| |
Talking
about the technical textile industry, Mr. Shishir
Jaipuria, Managing Director, Ginni Filaments Ltd.
and Chairman of the session said that a lot of
breakthrough innovations in the field of IT, biotech,
pharmaceuticals etc have been seen lately. These,
he said, have now spread to sectors like engineering,
chemicals and textiles. Whereas traditional textiles
were confined to apparel and clothing, technical
textiles encompassed every field of human activity
and goods.
Technical
textiles are cost effective, durable, strong,
versatile, user friendly, eco friendly and convenient.
The global consumption of technical textiles is
likely to grow to 127 billion dollars by the year
2010 with an average growth rate of 4.8%. Whereas
the major producers of technical textiles were
USA, Europe and Japan, the coming years could
see China and India picking up. The global consumption
of fibres for technical textiles was 14 million
tons in 1995, which was projected to reach 24
million tons by the year 2010.
Mr.
Hendrik van Delden, Managing Director, Gherzi
van Delden GmbH, said that his company has a large
business in India and was also doing management
consulting in the developed markets in Europe
as well as in Asia. The company had done a lot
of work in the technical textiles sector like
automotive, non-wovens and technical wovens, functional
apparel etc. According the Gherzi, the next ten
years would be marked by the growth of technical
textiles and Asia, including India would participate
in this growth.
Talking
about products and technologies, Mr. Delden said
that non-wovens show the highest growth rate.

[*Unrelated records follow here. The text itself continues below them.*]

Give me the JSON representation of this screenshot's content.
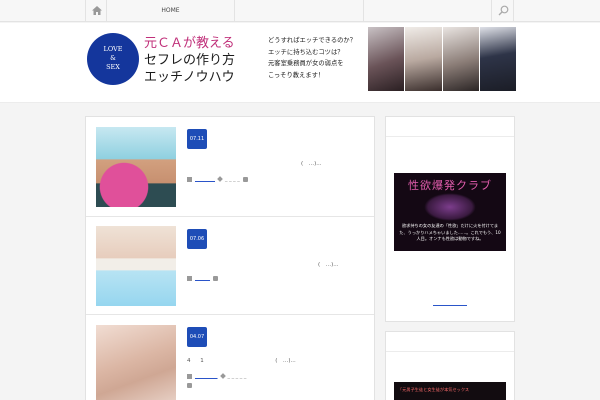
{
  "nav": {
    "home_icon": "home-icon",
    "home_label": "HOME",
    "search_icon": "search-icon"
  },
  "header": {
    "logo_line1": "LOVE",
    "logo_line2": "&",
    "logo_line3": "SEX",
    "title_line1": "元ＣＡが教える",
    "title_line2": "セフレの作り方",
    "title_line3": "エッチノウハウ",
    "tagline_lines": [
      "どうすればエッチできるのか？",
      "エッチに持ち込むコツは？",
      "元客室乗務員が女の弱点を",
      "こっそり教えます！"
    ]
  },
  "posts": [
    {
      "date": "07.11",
      "excerpt_prefix": "",
      "excerpt_suffix": "(　…)...",
      "category": "________",
      "tags": "_ _ _ _",
      "comment_icon": "comment-icon"
    },
    {
      "date": "07.06",
      "excerpt_prefix": "",
      "excerpt_suffix": "(　…)...",
      "category": "______",
      "tags": "",
      "comment_icon": "comment-icon"
    },
    {
      "date": "04.07",
      "excerpt_prefix": "4 1",
      "excerpt_suffix": "(　…)...",
      "category": "_________",
      "tags": "_ _ _ _ _",
      "comment_icon": "comment-icon"
    }
  ],
  "sidebar": {
    "banner1_title": "性欲爆発クラブ",
    "banner1_text": "欲求持ちの女の友達の「性欲」だけに火を付けてまた、うっかりハメちゃいました……。これでもう、10人目。オンナも性欲は動物ですね。",
    "banner2_text": "「元男子生徒と女生徒が本気セックス"
  },
  "colors": {
    "accent_blue": "#1e4db7",
    "logo_navy": "#14369c",
    "title_pink": "#c0307a"
  }
}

It was not possible to produce a fabric type structure
cheaply in wovens or in knits as was possible
in non-wovens. In the world, non-wovens represented
24% of the technical textile production while
in India it constitutes only 12%. This showed
a possibility for growth. In India, the major
bottleneck was the availability of fibres at a
competitive cost. Some key raw materials, notably
in synthetics are imported. According to him,
what Reiter was producing in Europe, it was possible
to produce competitively in India. Also, there
were products and applications that could be served
with raw materials that were available in India.
Mr. Didier Vulliet, Managing Director of Rieter
Perfojet spoke on non-wovens and introduced Rieter
products, and reviewed major processes which cover
the non-woven business. The share of non-woven
in the automotive sector was small in terms of
production but large in terms of annual growth.